They managed to stop time with a quantum computer – ElSol.com.ar – Diario de Mendoza, Argentina

As part of a laboratory experiment, a group of scientists managed to reverse the state of a quantum computer a split second back. In the study, published in Scientific Reports, they also calculated the probability that an electron in an empty interstellar space will spontaneously return to its recent past.

"This is part of a series of articles on the possibility of violating the second law of thermodynamics, which is closely related to the notion of time arrow that postulates the direction of time in a unique sense of the past. in the future."explains the lead author of the study, Gordey Lesovik, who heads the quantum information technology physics lab at MIPT (Moscow Institute of Physics and Technology).

"We started by describing a so-called local perpetual motion machine, and then, in December, we published a document badyzing the violation of the second law by means of a device called Maxwell's demon," says Lesovik. . "The last article tackles the same problem from a third angle: "We artificially created a state that moves in a direction opposite to that of the thermodynamic arrow of time."

Most laws of physics make no distinction between the future and the past. The quantum physicists of MIPT decided to check if the time could spontaneously return at least for an individual particle and a small fraction of a second. They examined a solitary electron in an empty interstellar space.

"Suppose the electron is localized when we start to observe it, which means that we are pretty sure of its position in space.The laws of quantum mechanics prevent us from knowing it with absolute precision, but we can delineate a small region where the electron is. " says co-author of the study, Andrey Lebedev, MIPT and ETH Zurich.

The physicist explains that the evolution of the electronic state is governed by the Schrödinger equation. Although it makes no distinction between the future and the past, the region of space containing the electron will grow very rapidly. That is, the system tends to become more chaotic. The uncertainty of the position of the electron increases. This is badogous to the growing disorder in a large-scale system, such as a billiard table, because of the second law of thermodynamics.

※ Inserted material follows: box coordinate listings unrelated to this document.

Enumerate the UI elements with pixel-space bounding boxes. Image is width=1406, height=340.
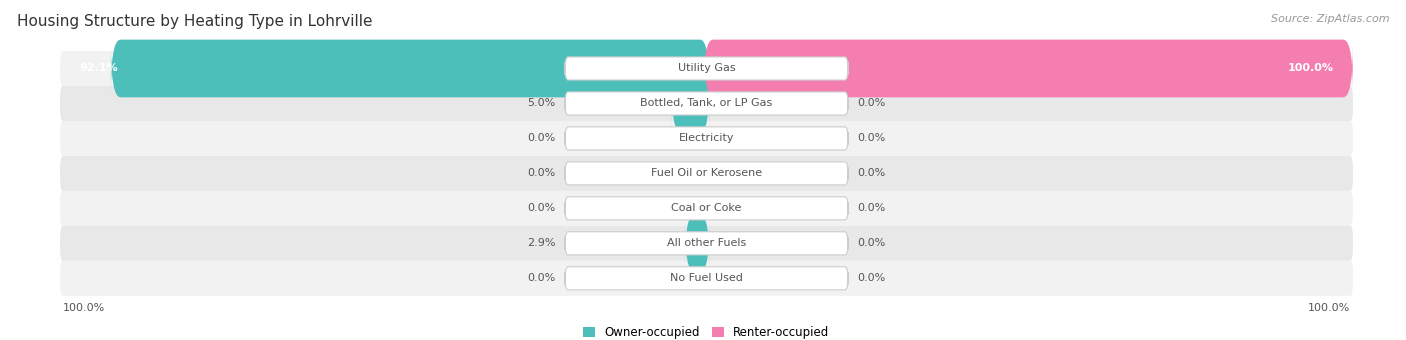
Text: Utility Gas: Utility Gas bbox=[678, 64, 735, 73]
FancyBboxPatch shape bbox=[60, 51, 1353, 86]
FancyBboxPatch shape bbox=[565, 197, 848, 220]
FancyBboxPatch shape bbox=[565, 57, 848, 80]
Text: Electricity: Electricity bbox=[679, 133, 734, 143]
FancyBboxPatch shape bbox=[685, 215, 710, 272]
Text: 100.0%: 100.0% bbox=[63, 304, 105, 313]
FancyBboxPatch shape bbox=[60, 191, 1353, 226]
FancyBboxPatch shape bbox=[60, 86, 1353, 121]
Text: 0.0%: 0.0% bbox=[527, 273, 555, 283]
Text: No Fuel Used: No Fuel Used bbox=[671, 273, 742, 283]
Text: 0.0%: 0.0% bbox=[858, 238, 886, 248]
Text: 5.0%: 5.0% bbox=[527, 99, 555, 108]
Text: Fuel Oil or Kerosene: Fuel Oil or Kerosene bbox=[651, 168, 762, 179]
Text: Housing Structure by Heating Type in Lohrville: Housing Structure by Heating Type in Loh… bbox=[17, 14, 373, 29]
Text: 0.0%: 0.0% bbox=[858, 273, 886, 283]
Text: 0.0%: 0.0% bbox=[527, 133, 555, 143]
FancyBboxPatch shape bbox=[565, 267, 848, 290]
Text: 0.0%: 0.0% bbox=[527, 203, 555, 214]
FancyBboxPatch shape bbox=[565, 127, 848, 150]
FancyBboxPatch shape bbox=[111, 40, 710, 97]
Text: Source: ZipAtlas.com: Source: ZipAtlas.com bbox=[1271, 14, 1389, 23]
FancyBboxPatch shape bbox=[60, 226, 1353, 261]
FancyBboxPatch shape bbox=[703, 40, 1353, 97]
Text: 0.0%: 0.0% bbox=[858, 133, 886, 143]
Text: 100.0%: 100.0% bbox=[1288, 64, 1334, 73]
Text: Bottled, Tank, or LP Gas: Bottled, Tank, or LP Gas bbox=[640, 99, 773, 108]
FancyBboxPatch shape bbox=[671, 74, 710, 132]
FancyBboxPatch shape bbox=[60, 121, 1353, 156]
Text: 92.1%: 92.1% bbox=[79, 64, 118, 73]
Legend: Owner-occupied, Renter-occupied: Owner-occupied, Renter-occupied bbox=[579, 321, 834, 340]
Text: Coal or Coke: Coal or Coke bbox=[671, 203, 742, 214]
FancyBboxPatch shape bbox=[60, 156, 1353, 191]
FancyBboxPatch shape bbox=[565, 232, 848, 255]
Text: 0.0%: 0.0% bbox=[858, 168, 886, 179]
FancyBboxPatch shape bbox=[60, 261, 1353, 296]
Text: All other Fuels: All other Fuels bbox=[666, 238, 747, 248]
Text: 100.0%: 100.0% bbox=[1308, 304, 1350, 313]
Text: 0.0%: 0.0% bbox=[858, 203, 886, 214]
FancyBboxPatch shape bbox=[565, 162, 848, 185]
Text: 0.0%: 0.0% bbox=[527, 168, 555, 179]
FancyBboxPatch shape bbox=[565, 92, 848, 115]
Text: 2.9%: 2.9% bbox=[527, 238, 555, 248]
Text: 0.0%: 0.0% bbox=[858, 99, 886, 108]
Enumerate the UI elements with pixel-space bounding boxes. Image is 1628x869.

"However, the Schrödinger equation is reversible," adds Valerii Vinokur, co-author of the article, from Argonne National Laboratory, USA. Mathematically, this means that under a certain transformation called complex conjugation, the equation will describe the location of an electron in a small region of space during the same period. "

Although this phenomenon is not observed in nature, it could theoretically occur due to a random fluctuation of the cosmic microwave background that permeates the universe. The team set out to calculate the probability of observing an electron "spotted" in a fraction of a second, locating itself spontaneously in its recent past.

It turned out that even throughout the life of the universe (13.7 billion years), observing 10 billion electrons located every second, the evolution inverse of the state of the particle would occur only once. And even in this case, the electron would not travel more than a ten billionth of a second in the past. The researchers tried to reverse the time in a four-step experiment. Instead of an electron, they observed the state of a quantum computer formed of two and three basic elements called superconducting qubits.

Step 1: The command Each qubit is initialized to the ground state, denoted zero. This highly ordered configuration corresponds to an electron located in a small region.

2nd step: Degradation The order is lost. Just as the electron is colored in a region of increasing space, the state of the qubits becomes a changing pattern of increasingly complex zeros and zeros. This is achieved by briefly applying the evolution program in the quantum computer. In fact, similar degradation would occur of itself due to interactions with the environment. However, the controlled autonomous evolution program will allow the last stage of the experiment.

Step 3: Time investment. A special program alters the state of the quantum computer so that it then evolves "backwards" from chaos to order. This operation is similar to the random fluctuation of the microwave background in the case of the electron, but this time it is deliberately induced.

Step 4: Regeneration The program of evolution of the second stage is again applied. As long as this has been done successfully, the program does not cause more chaos, but instead brings back the status of the qubits in the past, the way a stained electron would be located.

The researchers found that in 85% of cases the two qubit quantum computer had returned to its original state. When three qubits were involved, more errors occurred, giving a success rate of about 50%. According to the authors, these errors are due to imperfections in the real quantum computer.

As more sophisticated devices are designed, the error rate should decrease. Interestingly, the time inversion algorithm itself could be useful for improving the accuracy of quantum computers. "Our algorithm could be updated and used to test programs written for quantum computers and eliminate noise and errors," says Lebedev.